You start off with the usual if rather unimaginative co-op fare of jumping on things at the same time to further your progress (prompting familiar conversations with your partner along the lines of, “One, two, three, g- you went early! No, when you say ‘go on three’ it means on the beat after three.”), but It Takes Two quickly ramps up the complexity of its interactions. In fact, you could say it really takes its title to heart, as there’s not much you can do at all in the game unless you do it together. Cody and May have their own unique abilities for each section of the game, you see, and each one dovetails beautifully with the other. In the second level, for example, which sees you navigating the mostly-hollowed out inside of a tree and fighting a swarm of wasps, Cody has a portable pump that sprays out sticky nectar, and May has a match launcher to ignite it. You need both to take out the wasp, see?
This reliance on both players extends to the traversal as well. In the first area May has an anthropomorphic hammer head and Cody has nails that he can throw and stick in certain surfaces. May can then swing on them with the hammer. Or there will be platforms that only Cody can reach, but that May has to raise by smashing a button. Even the boss fights, each a kind of totemic representation of problems in their marriage (a vacuum is extremely angry because May never fixed it; the wasps have taken over the tree because Cody forgot to get rid of the nest), call upon both players to coordinate different tasks.
Fares describes It Takes Two as a romcom, and said that “the romcom hasn’t really been tried in gaming”, which is one of the reasons why Hazelight have gone in such a different direction following A Way Out. But despite A Way Out being mostly gruff lads with guns occasionally shouting their emotions at each other, my abiding memory of it is splashing about in a pond trying to catch fish – the most playful moments, essentially. I wouldn’t say it was a laugh a minute, but the few hours of It Takes Two that I saw were full of play. May and Cody are adults, but they’re versions of themselves as designed by their daughter. They bicker. They fly a biplane made of Cody’s pants. They surf on copper wires and encounter magical flying spirit fish.
It Takes Two could still do with some polish to the plot, though. Some of the framing for the life lessons Cody and May live through is pretty on the nose, to the point that I’d be surprised if, in the full game, May doesn’t just yell “Jeepers, Cody, your imaginative daydreaming and my non-nonsense practicality are really putting us at odds here!”. I also judge Hakim, the sentient therapy book guiding the couple, to be incredibly weird, and kept muttering, “Why are his eyebrows so purple?” to myself whenever he was on screen.

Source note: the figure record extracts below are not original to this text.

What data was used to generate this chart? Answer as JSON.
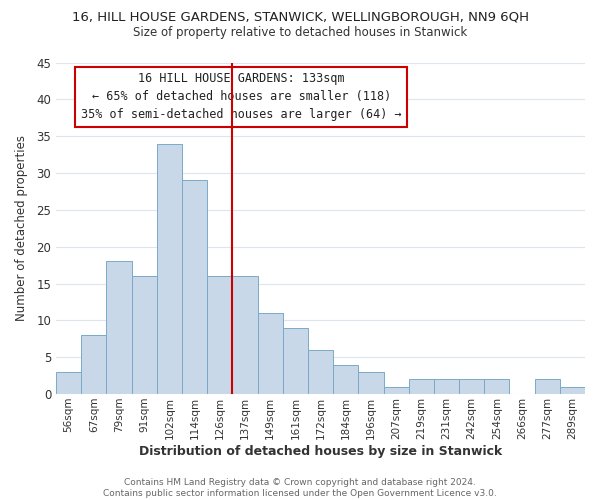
{
  "title": "16, HILL HOUSE GARDENS, STANWICK, WELLINGBOROUGH, NN9 6QH",
  "subtitle": "Size of property relative to detached houses in Stanwick",
  "xlabel": "Distribution of detached houses by size in Stanwick",
  "ylabel": "Number of detached properties",
  "bar_labels": [
    "56sqm",
    "67sqm",
    "79sqm",
    "91sqm",
    "102sqm",
    "114sqm",
    "126sqm",
    "137sqm",
    "149sqm",
    "161sqm",
    "172sqm",
    "184sqm",
    "196sqm",
    "207sqm",
    "219sqm",
    "231sqm",
    "242sqm",
    "254sqm",
    "266sqm",
    "277sqm",
    "289sqm"
  ],
  "bar_values": [
    3,
    8,
    18,
    16,
    34,
    29,
    16,
    16,
    11,
    9,
    6,
    4,
    3,
    1,
    2,
    2,
    2,
    2,
    0,
    2,
    1
  ],
  "bar_color": "#c8d8e8",
  "bar_edgecolor": "#7aaac8",
  "vline_x_index": 7,
  "vline_color": "#cc0000",
  "annotation_lines": [
    "16 HILL HOUSE GARDENS: 133sqm",
    "← 65% of detached houses are smaller (118)",
    "35% of semi-detached houses are larger (64) →"
  ],
  "annotation_box_color": "#ffffff",
  "annotation_box_edgecolor": "#cc0000",
  "ylim": [
    0,
    45
  ],
  "yticks": [
    0,
    5,
    10,
    15,
    20,
    25,
    30,
    35,
    40,
    45
  ],
  "footer_lines": [
    "Contains HM Land Registry data © Crown copyright and database right 2024.",
    "Contains public sector information licensed under the Open Government Licence v3.0."
  ],
  "background_color": "#ffffff",
  "grid_color": "#dde6ef"
}
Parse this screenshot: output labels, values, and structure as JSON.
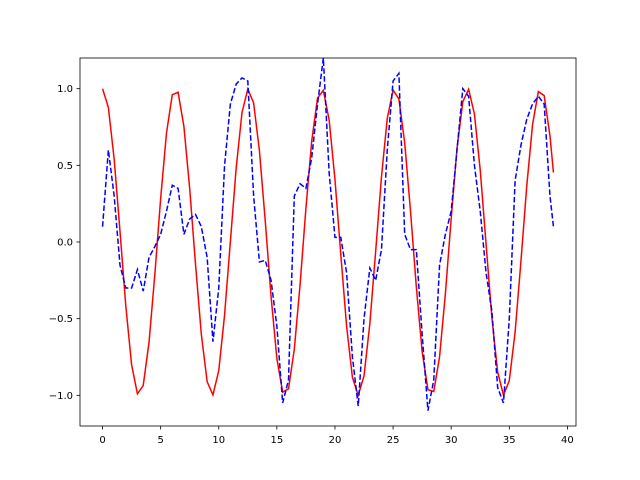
{
  "chart_data": {
    "type": "line",
    "x": [
      0,
      0.5,
      1,
      1.5,
      2,
      2.5,
      3,
      3.5,
      4,
      4.5,
      5,
      5.5,
      6,
      6.5,
      7,
      7.5,
      8,
      8.5,
      9,
      9.5,
      10,
      10.5,
      11,
      11.5,
      12,
      12.5,
      13,
      13.5,
      14,
      14.5,
      15,
      15.5,
      16,
      16.5,
      17,
      17.5,
      18,
      18.5,
      19,
      19.5,
      20,
      20.5,
      21,
      21.5,
      22,
      22.5,
      23,
      23.5,
      24,
      24.5,
      25,
      25.5,
      26,
      26.5,
      27,
      27.5,
      28,
      28.5,
      29,
      29.5,
      30,
      30.5,
      31,
      31.5,
      32,
      32.5,
      33,
      33.5,
      34,
      34.5,
      35,
      35.5,
      36,
      36.5,
      37,
      37.5,
      38,
      38.5,
      38.8
    ],
    "series": [
      {
        "color": "#ff0000",
        "dash": false,
        "values": [
          1,
          0.878,
          0.54,
          0.071,
          -0.416,
          -0.801,
          -0.99,
          -0.936,
          -0.654,
          -0.211,
          0.284,
          0.709,
          0.96,
          0.977,
          0.754,
          0.347,
          -0.146,
          -0.602,
          -0.911,
          -0.997,
          -0.839,
          -0.476,
          0.004,
          0.483,
          0.844,
          0.998,
          0.907,
          0.595,
          0.137,
          -0.355,
          -0.76,
          -0.979,
          -0.958,
          -0.7,
          -0.275,
          0.22,
          0.66,
          0.939,
          0.989,
          0.795,
          0.408,
          -0.08,
          -0.548,
          -0.883,
          -1.0,
          -0.873,
          -0.533,
          -0.062,
          0.424,
          0.806,
          0.991,
          0.933,
          0.647,
          0.202,
          -0.292,
          -0.715,
          -0.963,
          -0.975,
          -0.748,
          -0.339,
          0.154,
          0.609,
          0.915,
          0.996,
          0.834,
          0.468,
          -0.013,
          -0.491,
          -0.849,
          -0.999,
          -0.904,
          -0.588,
          -0.128,
          0.363,
          0.765,
          0.981,
          0.955,
          0.693,
          0.453
        ]
      },
      {
        "color": "#0000ff",
        "dash": true,
        "values": [
          0.1,
          0.6,
          0.3,
          -0.15,
          -0.3,
          -0.3,
          -0.18,
          -0.32,
          -0.1,
          -0.03,
          0.05,
          0.2,
          0.37,
          0.35,
          0.05,
          0.15,
          0.18,
          0.1,
          -0.1,
          -0.65,
          -0.3,
          0.5,
          0.9,
          1.03,
          1.07,
          1.05,
          0.3,
          -0.13,
          -0.12,
          -0.25,
          -0.55,
          -1.05,
          -0.9,
          0.3,
          0.38,
          0.35,
          0.55,
          0.9,
          1.2,
          0.45,
          0.03,
          0.03,
          -0.2,
          -0.75,
          -1.07,
          -0.5,
          -0.17,
          -0.25,
          -0.05,
          0.6,
          1.05,
          1.1,
          0.05,
          -0.05,
          -0.05,
          -0.6,
          -1.1,
          -0.9,
          -0.15,
          0.05,
          0.2,
          0.6,
          1.0,
          0.95,
          0.5,
          0.2,
          -0.2,
          -0.45,
          -0.95,
          -1.05,
          -0.5,
          0.4,
          0.63,
          0.8,
          0.9,
          0.95,
          0.9,
          0.3,
          0.1
        ]
      }
    ],
    "xlim": [
      -1.94,
      40.74
    ],
    "ylim": [
      -1.2,
      1.2
    ],
    "xticks": [
      0,
      5,
      10,
      15,
      20,
      25,
      30,
      35,
      40
    ],
    "yticks": [
      {
        "value": -1,
        "label": "−1.0"
      },
      {
        "value": -0.5,
        "label": "−0.5"
      },
      {
        "value": 0,
        "label": "0.0"
      },
      {
        "value": 0.5,
        "label": "0.5"
      },
      {
        "value": 1,
        "label": "1.0"
      }
    ]
  }
}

On the whole, though, it was really fun, and I’m looking forward to the full release. That said, I can’t really imagine playing It Takes Two with someone I don’t know very well. It’s the most co-operative co-op game I’ve ever played; Colm and I were communicating the entire time, and I don’t think you could get away with playing this off-mic if you weren’t in the same room. It’d either be a good idea or a catastrophically terrible one to play it with your partner if you were annoyed with each other – but hey, you know your own relationship, I’m not here to judge anyone. Apart from the sentient book with purple eyebrows. I’m watching you, Hakim.